An Interview with Joaquin Phoenix
A Hollywood star who doesn't care about money? It sounds too good to be true, but Joaquin's Phoenix's bohemian upbringing and family philosophy keep his feet firmly on the ground...
Joaquin Phoenix is one of five kids born to Children Of God missionaries. The family led a nomadic lifestyle, and the children were schooled at home, tapping into their creative talents. Joaquin's older brother River had a well-established acting career when he tragically died of a drug overdose in 1993. Joaquin was thrust into the limelight with his brilliant portrayal of the Roman emperor Commodus in Ridley Scott's blockbuster, Gladiator - his latest film is M Night Shyamalan's The Village, a tale of monsters in the night...
This is your second film with M Night Shyamalan. What do you like about his work?
He creates this very intense atmosphere and gets to the heart of a lot of human fears and weaknesses. There's always this sense of foreboding and paranoia at work, like when your worst feelings and suspicions get the better of you. He's really a master at manipulating our heads. The story put me on edge, I can say that much.
You've been known to get heavily involved with your characters while shooting a movie. Did this happen on the set of The Village?
No. I think if I had started acting like my character, everyone on the set would have run away screaming. There was enough tension to go around.
Did you bond with your fellow actors in the same way that there's a bond between the villagers?
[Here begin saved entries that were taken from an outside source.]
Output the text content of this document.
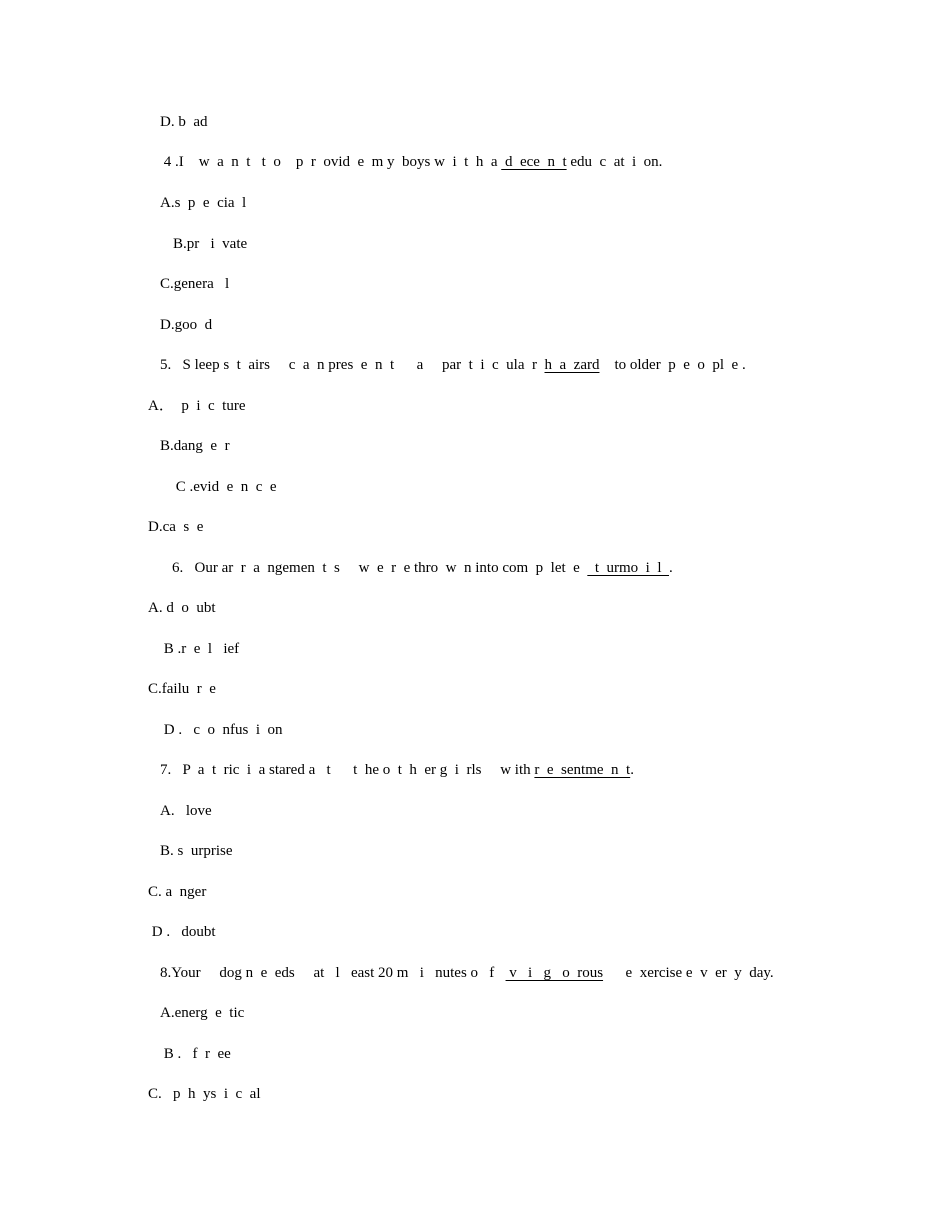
D. b  ad
4 .I    w  a  n  t   t  o    p  r  ovid  e  m y  boys w  i  t  h  a  d  ece  n  t edu  c  at  i  on.
A.s  p  e  cia  l
B.pr   i  vate
C.genera   l
D.goo  d
5.   S leep s  t  airs     c  a  n pres  e  n  t      a     par  t  i  c  ula  r  h  a  zard    to older  p  e  o  pl  e .
A．  p  i  c  ture
B.dang  e  r
C .evid  e  n  c  e
D.ca  s  e
6.   Our ar  r  a  ngemen  t  s     w  e  r  e thro  w  n into com  p  let  e    t  urmo  i  l  .
A. d  o  ubt
B .r  e  l   ief
C.failu  r  e
D .   c  o  nfus  i  on
7.   P  a  t  ric  i  a stared a   t      t  he o  t  h  er g  i  rls     w ith r  e  sentme  n  t.
A.   love
B. s  urprise
C. a  nger
D .   doubt
8.Your     dog n  e  eds     at   l   east 20 m   i   nutes o   f    v   i   g   o  rous      e  xercise e  v  er  y  day.
A.energ  e  tic
B .   f  r  ee
C.   p  h  ys  i  c  al
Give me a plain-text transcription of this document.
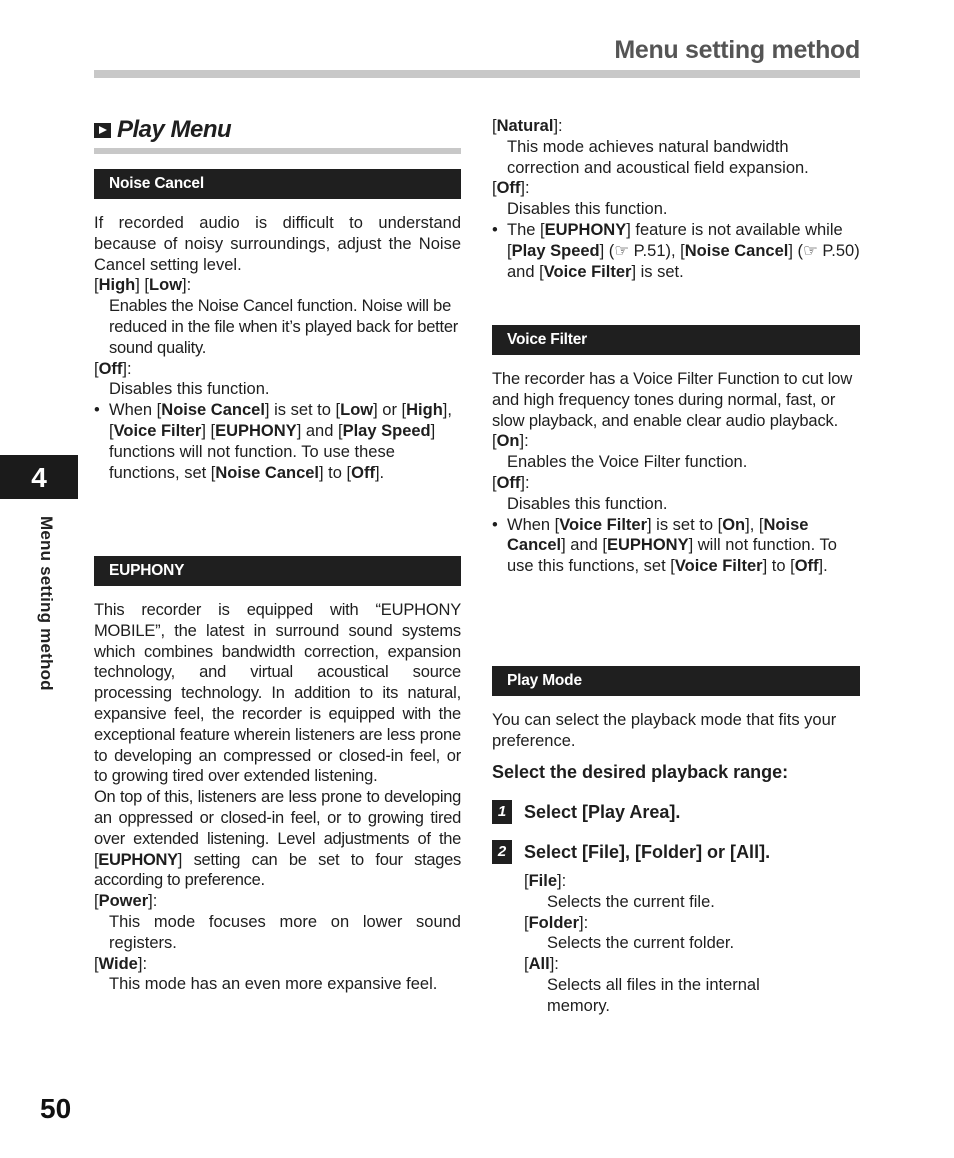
Menu setting method
4
Menu setting method
50
Play Menu
Noise Cancel

If recorded audio is difficult to understand because of noisy surroundings, adjust the Noise Cancel setting level.

[High] [Low]:

Enables the Noise Cancel function. Noise will be reduced in the file when it’s played back for better sound quality.

[Off]:

Disables this function.

• When [Noise Cancel] is set to [Low] or [High], [Voice Filter] [EUPHONY] and [Play Speed] functions will not function. To use these functions, set [Noise Cancel] to [Off].

EUPHONY

This recorder is equipped with “EUPHONY MOBILE”, the latest in surround sound systems which combines bandwidth correction, expansion technology, and virtual acoustical source processing technology. In addition to its natural, expansive feel, the recorder is equipped with the exceptional feature wherein listeners are less prone to developing an compressed or closed-in feel, or to growing tired over extended listening.

On top of this, listeners are less prone to developing an oppressed or closed-in feel, or to growing tired over extended listening. Level adjustments of the [EUPHONY] setting can be set to four stages according to preference.

[Power]:

This mode focuses more on lower sound registers.

[Wide]:

This mode has an even more expansive feel.

[Natural]:

This mode achieves natural bandwidth correction and acoustical field expansion.

[Off]:

Disables this function.

• The [EUPHONY] feature is not available while [Play Speed] (☞ P.51), [Noise Cancel] (☞ P.50) and [Voice Filter] is set.

Voice Filter

The recorder has a Voice Filter Function to cut low and high frequency tones during normal, fast, or slow playback, and enable clear audio playback.

[On]:

Enables the Voice Filter function.

[Off]:

Disables this function.

• When [Voice Filter] is set to [On], [Noise Cancel] and [EUPHONY] will not function. To use this functions, set [Voice Filter] to [Off].

Play Mode

You can select the playback mode that fits your preference.

Select the desired playback range:
1 Select [Play Area].
2 Select [File], [Folder] or [All].

[File]:

Selects the current file.

[Folder]:

Selects the current folder.

[All]:

Selects all files in the internal memory.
We spent some time at this Girl Scout camp, where we ate together and lived in tents and things like that. We learned how to weave, make pottery, and get the feeling of a self-sustaining community. It was pretty interesting, although I kind of come from a background where living close to the earth was always the ideal. So it felt almost like going back to my family roots in some way.
Your family worked as missionaries and then as street musicians. Did that give you an outsider's way of looking at the world?
You never feel that way while you're living that kind of life, because it's the only thing you know. As a child, I knew that my family was trying to live differently from other people. They were trying to raise us with different kind of values - getting away from what they saw as a highly materialistic and corrupt culture. I grew up with a sense that you can live more openly and honestly than in the traditional sense. It was an incredible experience... Maybe I still see myself as being different from other people in the sense that I see the world from a more critical perspective. But I don't like to be judgemental.
In your work, you're often playing oddballs, villains or sociopaths. Are you drawn to those roles, or is that what you tend to be offered?
[Laughs.] I get a lot of scripts wanting to take advantage of the drooling psychopath side of me! I don't mind playing a villain, because often the bad guy is much more interesting to play than the hero. But I had a pretty interesting role as the good Priest in Quills, where Michael Caine was the drooling villain, and my character in Buffalo Soldiers was a pretty cool kind of anti-hero. I don't really have a fixed idea of what I want to do. I'm obviously not the standard leading-man type, so I'm always going to be playing characters who are against the mainstream. I also like having the kind of profile where I can play darker kinds of characters, because the emotional pitch to those roles is usually much higher. I'm happy with that. I'm not looking to become the next Harrison Ford or Clark Gable.
Your image is fairly controversial. Are you as much of an oddball as the media likes to portray you as being?
I don't do anything particular to foster any kind of perception of myself other than just being myself. I'm usually pretty nervous before I go on talk shows and so sometimes I think people might have thought, 'Hey, this Phoenix guy is kind of weird!' But I'm more relaxed now about giving interviews and I try not to make any sarcastic comments, which might be given the wrong interpretation unless you were sitting there talking to me. I have a kind of cynical sense of humour and so that's probably one thing about me people would notice and might throw some people off if they didn't know me that well.
Your family moved around a lot when you were growing up. Does the actor's lifestyle suit you in that sense?
I think there is a certain kind of nomadic behaviour that actors like myself enjoy indulging in. There's this tremendous euphoria about being on the road a lot, living out of hotel rooms, meeting a lot of different people in cities where you don't know anyone. I love that sensation of not being tied down anywhere and just being in the frame of mind where I feel like I'm constantly exploring the world. One of the great gifts my parents gave to me is the freedom to live and be who I want to be. Sometimes that freedom can be dangerous if you don't know who you are or what you want... but even then it's an interesting kind of freedom, because you're constantly speculating about what you want from life and who you think you should be and who, when you take a hard look at yourself, you really are. So there's this curious kind of tension in the way I live and being an actor definitely is as strange and unstable a way of living you can find.